The simulator uses the classic additive STDP relationship described by Song, Miller, and Abbott (2000). The learning rule depends on the sign and magnitude of Δt.

Long-Term Potentiation (LTP)

If the synapse helped trigger the Soma spike Δt > 0 the synapse is strengthened. This means the Synapse fired BEFORE the Soma AP and likely contributed causally to the spike.

The closer the timing, the larger the strengthening effect.
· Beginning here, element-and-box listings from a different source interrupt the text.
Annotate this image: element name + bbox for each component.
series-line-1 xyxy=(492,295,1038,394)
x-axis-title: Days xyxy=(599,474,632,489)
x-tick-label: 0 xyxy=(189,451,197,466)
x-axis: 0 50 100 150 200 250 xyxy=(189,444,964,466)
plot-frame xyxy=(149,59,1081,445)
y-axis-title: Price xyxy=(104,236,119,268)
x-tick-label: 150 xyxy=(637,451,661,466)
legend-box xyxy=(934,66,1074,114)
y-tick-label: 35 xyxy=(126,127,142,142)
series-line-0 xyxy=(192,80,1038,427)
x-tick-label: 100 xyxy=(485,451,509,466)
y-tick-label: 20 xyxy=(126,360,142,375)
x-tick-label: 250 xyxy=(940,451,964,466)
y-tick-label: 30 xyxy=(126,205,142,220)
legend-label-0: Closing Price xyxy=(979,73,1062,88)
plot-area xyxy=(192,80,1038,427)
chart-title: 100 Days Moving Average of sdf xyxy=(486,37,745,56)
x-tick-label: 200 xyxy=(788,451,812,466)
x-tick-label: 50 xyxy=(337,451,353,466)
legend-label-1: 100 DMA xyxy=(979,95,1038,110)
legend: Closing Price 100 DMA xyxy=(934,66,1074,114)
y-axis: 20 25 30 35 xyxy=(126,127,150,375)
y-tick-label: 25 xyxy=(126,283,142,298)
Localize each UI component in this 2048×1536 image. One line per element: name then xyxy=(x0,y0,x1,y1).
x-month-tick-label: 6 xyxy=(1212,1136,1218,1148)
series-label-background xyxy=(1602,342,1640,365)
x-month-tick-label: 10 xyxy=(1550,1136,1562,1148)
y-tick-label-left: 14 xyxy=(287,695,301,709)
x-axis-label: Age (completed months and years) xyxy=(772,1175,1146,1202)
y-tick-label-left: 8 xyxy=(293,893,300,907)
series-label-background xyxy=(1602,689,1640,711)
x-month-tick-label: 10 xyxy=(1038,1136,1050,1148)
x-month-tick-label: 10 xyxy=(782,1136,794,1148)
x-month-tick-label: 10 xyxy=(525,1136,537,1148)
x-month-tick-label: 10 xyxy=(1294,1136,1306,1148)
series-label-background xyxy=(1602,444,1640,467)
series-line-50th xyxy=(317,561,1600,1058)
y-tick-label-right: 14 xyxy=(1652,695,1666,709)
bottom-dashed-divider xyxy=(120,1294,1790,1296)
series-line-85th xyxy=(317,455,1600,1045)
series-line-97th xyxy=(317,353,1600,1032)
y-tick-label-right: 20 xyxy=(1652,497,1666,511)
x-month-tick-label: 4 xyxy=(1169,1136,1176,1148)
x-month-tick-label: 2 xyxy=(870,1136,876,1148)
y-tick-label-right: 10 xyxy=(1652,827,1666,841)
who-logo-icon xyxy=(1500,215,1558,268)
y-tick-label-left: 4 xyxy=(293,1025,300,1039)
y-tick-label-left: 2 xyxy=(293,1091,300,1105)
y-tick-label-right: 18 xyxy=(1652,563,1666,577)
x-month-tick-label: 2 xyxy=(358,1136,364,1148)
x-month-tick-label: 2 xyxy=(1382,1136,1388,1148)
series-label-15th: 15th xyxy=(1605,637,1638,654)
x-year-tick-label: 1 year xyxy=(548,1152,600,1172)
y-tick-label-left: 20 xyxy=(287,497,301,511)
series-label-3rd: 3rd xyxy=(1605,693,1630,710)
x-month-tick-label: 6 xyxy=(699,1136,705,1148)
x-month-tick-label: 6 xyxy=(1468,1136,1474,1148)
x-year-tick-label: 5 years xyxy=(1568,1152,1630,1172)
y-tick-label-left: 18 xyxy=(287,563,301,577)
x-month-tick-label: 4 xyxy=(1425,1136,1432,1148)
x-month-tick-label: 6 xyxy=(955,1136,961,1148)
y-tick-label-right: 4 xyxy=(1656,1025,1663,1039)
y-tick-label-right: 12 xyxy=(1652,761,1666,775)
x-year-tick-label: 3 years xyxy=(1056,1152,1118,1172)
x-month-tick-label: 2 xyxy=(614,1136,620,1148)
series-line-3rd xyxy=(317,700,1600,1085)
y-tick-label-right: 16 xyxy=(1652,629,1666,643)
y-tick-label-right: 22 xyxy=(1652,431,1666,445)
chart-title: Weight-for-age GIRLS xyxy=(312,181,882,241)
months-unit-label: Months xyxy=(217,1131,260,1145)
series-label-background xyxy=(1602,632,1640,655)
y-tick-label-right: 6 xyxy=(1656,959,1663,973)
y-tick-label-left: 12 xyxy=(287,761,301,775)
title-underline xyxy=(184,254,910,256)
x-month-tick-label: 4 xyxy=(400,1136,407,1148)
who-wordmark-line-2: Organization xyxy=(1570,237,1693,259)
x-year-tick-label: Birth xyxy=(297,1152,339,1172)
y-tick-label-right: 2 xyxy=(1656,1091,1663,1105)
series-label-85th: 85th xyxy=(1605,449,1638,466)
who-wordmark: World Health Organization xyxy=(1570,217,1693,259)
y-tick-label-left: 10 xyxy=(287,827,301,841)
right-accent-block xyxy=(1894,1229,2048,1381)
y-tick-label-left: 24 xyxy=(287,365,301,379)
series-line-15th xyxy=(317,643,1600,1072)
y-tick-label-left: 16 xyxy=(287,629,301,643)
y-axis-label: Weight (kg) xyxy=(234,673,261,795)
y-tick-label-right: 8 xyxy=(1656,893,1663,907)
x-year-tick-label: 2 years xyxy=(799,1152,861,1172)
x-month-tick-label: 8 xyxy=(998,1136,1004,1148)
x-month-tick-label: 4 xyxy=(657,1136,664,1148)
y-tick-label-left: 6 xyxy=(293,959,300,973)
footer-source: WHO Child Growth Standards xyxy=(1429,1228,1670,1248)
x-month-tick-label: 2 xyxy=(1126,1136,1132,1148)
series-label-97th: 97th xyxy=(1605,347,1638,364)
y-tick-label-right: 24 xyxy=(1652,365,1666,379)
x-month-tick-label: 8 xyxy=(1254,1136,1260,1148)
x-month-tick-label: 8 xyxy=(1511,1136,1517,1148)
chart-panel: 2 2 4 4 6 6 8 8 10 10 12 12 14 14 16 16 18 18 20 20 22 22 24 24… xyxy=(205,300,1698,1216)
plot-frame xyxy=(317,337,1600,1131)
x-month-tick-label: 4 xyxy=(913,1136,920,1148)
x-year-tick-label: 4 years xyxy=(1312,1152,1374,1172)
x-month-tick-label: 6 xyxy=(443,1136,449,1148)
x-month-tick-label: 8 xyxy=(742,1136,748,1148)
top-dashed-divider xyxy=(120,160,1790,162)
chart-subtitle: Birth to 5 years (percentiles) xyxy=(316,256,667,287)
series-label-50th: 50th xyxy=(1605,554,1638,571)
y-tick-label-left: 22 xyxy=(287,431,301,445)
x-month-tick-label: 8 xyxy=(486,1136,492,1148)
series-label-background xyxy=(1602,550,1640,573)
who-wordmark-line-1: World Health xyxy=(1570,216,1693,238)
Long-Term Depression (LTD)

If the synapse fired after the Soma AP Δt < 0 The synapse is weakened. This indicates the synapse was poorly correlated with causing the spike.


End-of-Run Evaluation

The simulator does not immediately alter synaptic weights during the run. Instead, each synapse maintains a history of:

  • Neurotransmitter release times
  • Local dendritic timing information
  • Received bAP timing information

At the end of the simulation run, the synapse evaluates all timing relationships and computes its total weight adjustment.

This approach provides:

  • Stable evaluation
  • Easier visualization
  • Full event history analysis
  • Support for nearest-neighbor timing evaluation

Synaptic Weight Representation

In the simulator, synaptic strength can be represented in several ways, including:

  • Number of effective synaptic connections
  • Current amplitude contributed by the synapse
  • Total synaptic output current

Increasing synaptic weight causes the synapse to inject more current into the dendrite, making future Soma spikes more likely. Decreasing weight reduces its future influence.


Biological Interpretation

The STDP mechanism allows the simulated neuron to learn temporal correlations automatically.

Over time:

  • Useful synapses become stronger
  • Irrelevant synapses weaken
  • Frequently co-active pathways self-organize
  • The neuron becomes selectively responsive to repeating input patterns

This creates an emergent learning behavior similar to biological neural tissue.


Back-Propagating Action Potentials (bAPs)

The simulator explicitly models bAPs because biological neurons use them as a feedback signal to indicate the Soma fired. Without a bAP, distant synapses would have no reliable way to determine whether they contributed to generating the action potential.

The bAP therefore acts as the neuron’s internal teaching signal.